2. Originally Posted by Stylis10
am going to use % as alpha sign

the parametric equations of the curve C are:

x = a tan %
y = a sec %

dy/dx = sin%

show that the equation of the tangent to C at pont P(a tan %, a sec %), where 0<%<(pie/2) is

y = x sin% + a cos%
Use y - y1 = m(x - x1) as your model for the tangent line.

Sub the known stuff in.

Done that? Then you have to simplify a sec % - a sin % tan % and get a cos % .....

$a \sec \alpha - a \sin \alpha \tan \alpha = \frac{a - a \sin^2 \alpha }{\cos \alpha } = \frac{a(1 - \sin^2 \alpha )}{\cos \alpha } = ....$

3. im still not getting it

4. Originally Posted by mr fantastic
Use y - y1 = m(x - x1) as your model for the tangent line.

Sub the known stuff in.

Done that? Then you have to simplify a sec % - a sin % tan % and get a cos % .....

$a \sec \alpha - a \sin \alpha \tan \alpha = \frac{a - a \sin^2 \alpha }{\cos \alpha } = \frac{a(1 - \sin^2 \alpha )}{\cos \alpha } = ....$
y - y1 = m(x - x1) is the standard slope-point form of a line.
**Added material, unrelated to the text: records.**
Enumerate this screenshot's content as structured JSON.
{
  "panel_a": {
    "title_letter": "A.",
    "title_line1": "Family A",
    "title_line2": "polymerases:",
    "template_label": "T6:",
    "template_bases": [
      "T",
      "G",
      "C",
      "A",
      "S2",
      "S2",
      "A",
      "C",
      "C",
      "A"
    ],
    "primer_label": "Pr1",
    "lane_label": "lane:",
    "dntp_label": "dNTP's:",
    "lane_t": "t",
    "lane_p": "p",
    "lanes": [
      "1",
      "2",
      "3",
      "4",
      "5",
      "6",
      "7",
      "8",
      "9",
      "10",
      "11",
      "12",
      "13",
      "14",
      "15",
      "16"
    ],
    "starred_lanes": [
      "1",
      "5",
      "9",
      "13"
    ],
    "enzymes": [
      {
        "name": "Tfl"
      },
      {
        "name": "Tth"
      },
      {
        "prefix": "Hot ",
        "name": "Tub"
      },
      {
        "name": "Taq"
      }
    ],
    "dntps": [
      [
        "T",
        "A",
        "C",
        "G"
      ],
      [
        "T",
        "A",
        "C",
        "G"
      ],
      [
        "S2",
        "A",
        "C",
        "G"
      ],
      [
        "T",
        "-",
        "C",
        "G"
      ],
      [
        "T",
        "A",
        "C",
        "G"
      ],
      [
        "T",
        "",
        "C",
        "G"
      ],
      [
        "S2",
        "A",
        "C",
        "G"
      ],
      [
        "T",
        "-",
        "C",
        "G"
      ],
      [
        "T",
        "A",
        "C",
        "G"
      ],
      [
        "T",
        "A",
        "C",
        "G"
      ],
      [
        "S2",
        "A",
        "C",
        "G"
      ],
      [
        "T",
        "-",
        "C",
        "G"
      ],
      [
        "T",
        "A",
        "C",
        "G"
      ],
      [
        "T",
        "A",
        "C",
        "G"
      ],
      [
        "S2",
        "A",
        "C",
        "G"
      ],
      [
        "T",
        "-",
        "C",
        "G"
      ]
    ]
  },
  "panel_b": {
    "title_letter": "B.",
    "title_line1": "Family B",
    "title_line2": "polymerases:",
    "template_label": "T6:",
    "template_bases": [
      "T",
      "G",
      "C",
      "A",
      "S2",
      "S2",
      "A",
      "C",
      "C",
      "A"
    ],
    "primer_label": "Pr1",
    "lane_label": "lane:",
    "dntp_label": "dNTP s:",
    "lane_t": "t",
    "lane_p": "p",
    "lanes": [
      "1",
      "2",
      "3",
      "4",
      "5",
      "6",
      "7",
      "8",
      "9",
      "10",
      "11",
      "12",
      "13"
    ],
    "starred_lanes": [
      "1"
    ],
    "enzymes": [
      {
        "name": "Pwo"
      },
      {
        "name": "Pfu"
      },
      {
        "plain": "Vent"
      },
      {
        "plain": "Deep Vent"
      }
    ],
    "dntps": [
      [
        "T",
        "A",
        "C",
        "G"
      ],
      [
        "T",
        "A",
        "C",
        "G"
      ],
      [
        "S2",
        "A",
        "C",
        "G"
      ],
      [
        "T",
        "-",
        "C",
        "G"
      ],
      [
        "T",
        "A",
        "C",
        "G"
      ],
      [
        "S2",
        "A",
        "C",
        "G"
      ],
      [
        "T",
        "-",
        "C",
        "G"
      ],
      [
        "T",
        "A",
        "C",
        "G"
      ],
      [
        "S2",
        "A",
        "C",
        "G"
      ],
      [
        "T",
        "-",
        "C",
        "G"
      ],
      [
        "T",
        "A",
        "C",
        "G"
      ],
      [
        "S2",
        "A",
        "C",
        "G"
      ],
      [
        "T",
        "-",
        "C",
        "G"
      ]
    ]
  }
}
m is the gradient of the line. (x1, y1) is a known point on the line.

You're given a point on the tangent, so x1 and y1 are known. And you've got dy/dx = m. So sub the stuff you know into the above:

$y - a \sec \alpha = \sin \alpha (x - a \tan \alpha )$

$\Rightarrow y - a \sec \alpha = \sin \alpha x - a \tan \alpha \sin \alpha$

$\Rightarrow y = \sin \alpha x - a \tan \alpha \sin \alpha + a \sec \alpha$.

And I've already all but shown you that $- a \tan \alpha \sin \alpha + a \sec \alpha$ simplifies to $a \cos \alpha$.

5. oh thnxs, i get it now, i was trying to simplify sin% to get a numerical value for m.